One recent Tuesday I aim my car south because my calendar says “Scholarship Reception.” This is one “circle” that is brand new for me. I land at The Japanese Garden on the campus of California State University, Long Beach. For years my father-in-law Jack was a vice-president there and my mother-in-law Connie immersed herself in everything CSULB. She attended the basketball games, theater productions and helped co-found “Women in Philanthropy” which offers scholarships to deserving students. The staff, the students, the community of people who work together to make Cal State Long Beach such a warm and collaborative institution, all of this was the centerpiece of their lives. Connie passed away a few years ago and we lost Jack last winter.
So this year their long-time presence and contributions are being honored with a special scholarship in Connie’s name. I am here to represent the family. The family I married into. Connie was the “good mother” to me, but I didn’t realize it, like in my belly, until she was gone. Why does that happen? That so much of our real connection with each other is obscured in the petty details of the moment that it seems we can only grasp the truth in retrospect? What a great big bummer that is…
Folks gather under the tent, perch at the round tables where I meet some of Connie’s friends and Jack’s colleagues. I munch on the spring rolls and marvel at the whole gestalt of it all. A very lovely woman, Jeanette, who will earn her degree in Management Information Systems this year, is Connie’s Memorial Scholarship winner. She works in the “real world” while attending college and values the education she is receiving because nothing has come easy for her. I get to witness the power of “legacy” before my very eyes. If Connie was here, she’d be all aglow.
It’s interesting, the way we talk about “gifts.” As if a gift is a thing. A commodity. Like someone has a “gift” to write a poem or a song or paint a picture that makes you feel something. To grow a garden or a good kid or a new business. To bring out the best in others or to cook a perfect soufflé, to discover a new planet or medicine that cures the awful disease.

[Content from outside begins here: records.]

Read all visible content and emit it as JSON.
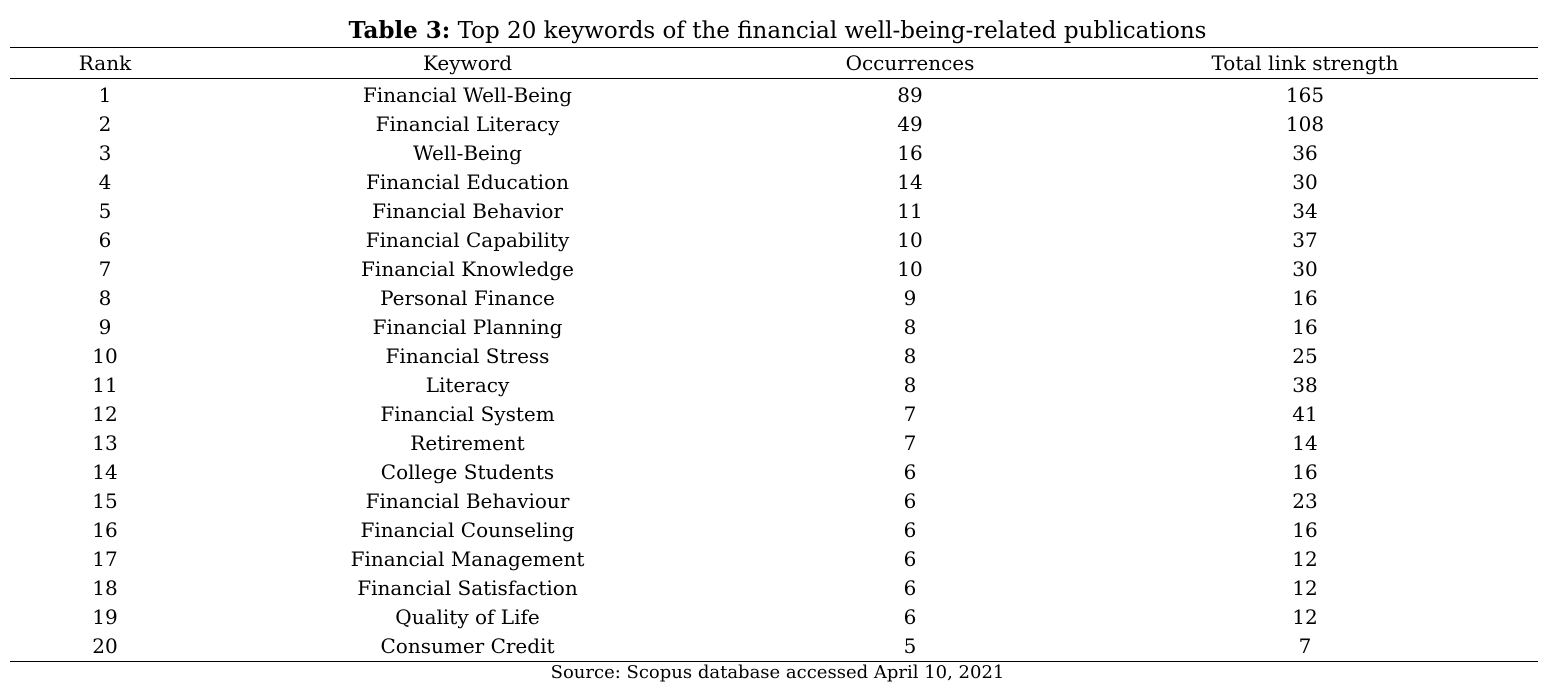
{
  "caption": {
    "lead": "Table 3:",
    "text": "Top 20 keywords of the financial well-being-related publications"
  },
  "table": {
    "columns": [
      "Rank",
      "Keyword",
      "Occurrences",
      "Total link strength"
    ],
    "rows": [
      {
        "rank": "1",
        "keyword": "Financial Well-Being",
        "occurrences": "89",
        "total_link_strength": "165"
      },
      {
        "rank": "2",
        "keyword": "Financial Literacy",
        "occurrences": "49",
        "total_link_strength": "108"
      },
      {
        "rank": "3",
        "keyword": "Well-Being",
        "occurrences": "16",
        "total_link_strength": "36"
      },
      {
        "rank": "4",
        "keyword": "Financial Education",
        "occurrences": "14",
        "total_link_strength": "30"
      },
      {
        "rank": "5",
        "keyword": "Financial Behavior",
        "occurrences": "11",
        "total_link_strength": "34"
      },
      {
        "rank": "6",
        "keyword": "Financial Capability",
        "occurrences": "10",
        "total_link_strength": "37"
      },
      {
        "rank": "7",
        "keyword": "Financial Knowledge",
        "occurrences": "10",
        "total_link_strength": "30"
      },
      {
        "rank": "8",
        "keyword": "Personal Finance",
        "occurrences": "9",
        "total_link_strength": "16"
      },
      {
        "rank": "9",
        "keyword": "Financial Planning",
        "occurrences": "8",
        "total_link_strength": "16"
      },
      {
        "rank": "10",
        "keyword": "Financial Stress",
        "occurrences": "8",
        "total_link_strength": "25"
      },
      {
        "rank": "11",
        "keyword": "Literacy",
        "occurrences": "8",
        "total_link_strength": "38"
      },
      {
        "rank": "12",
        "keyword": "Financial System",
        "occurrences": "7",
        "total_link_strength": "41"
      },
      {
        "rank": "13",
        "keyword": "Retirement",
        "occurrences": "7",
        "total_link_strength": "14"
      },
      {
        "rank": "14",
        "keyword": "College Students",
        "occurrences": "6",
        "total_link_strength": "16"
      },
      {
        "rank": "15",
        "keyword": "Financial Behaviour",
        "occurrences": "6",
        "total_link_strength": "23"
      },
      {
        "rank": "16",
        "keyword": "Financial Counseling",
        "occurrences": "6",
        "total_link_strength": "16"
      },
      {
        "rank": "17",
        "keyword": "Financial Management",
        "occurrences": "6",
        "total_link_strength": "12"
      },
      {
        "rank": "18",
        "keyword": "Financial Satisfaction",
        "occurrences": "6",
        "total_link_strength": "12"
      },
      {
        "rank": "19",
        "keyword": "Quality of Life",
        "occurrences": "6",
        "total_link_strength": "12"
      },
      {
        "rank": "20",
        "keyword": "Consumer Credit",
        "occurrences": "5",
        "total_link_strength": "7"
      }
    ]
  },
  "source": "Source: Scopus database accessed April 10, 2021"
}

Of course what “we do” is important, but “what we are” is the true gift. I keep these wise words of author Natalie Goldberg at the ready, not far from my crazy calendar:
“Whether we know it or not, we transmit the presence of everyone we have ever known, as though by being in each other’s presence we exchange our cells, pass on some of our life force, and then we go on carrying that other person in our body, not unlike springtime when certain plants in fields we walk through attach their seeds in the form of small burrs to our socks, our pants, our caps, as if to say, “Go on, take us with you, carry us to root in another place.” This is how we survive long after we are dead. This is why it is important who we become, because we pass it on.”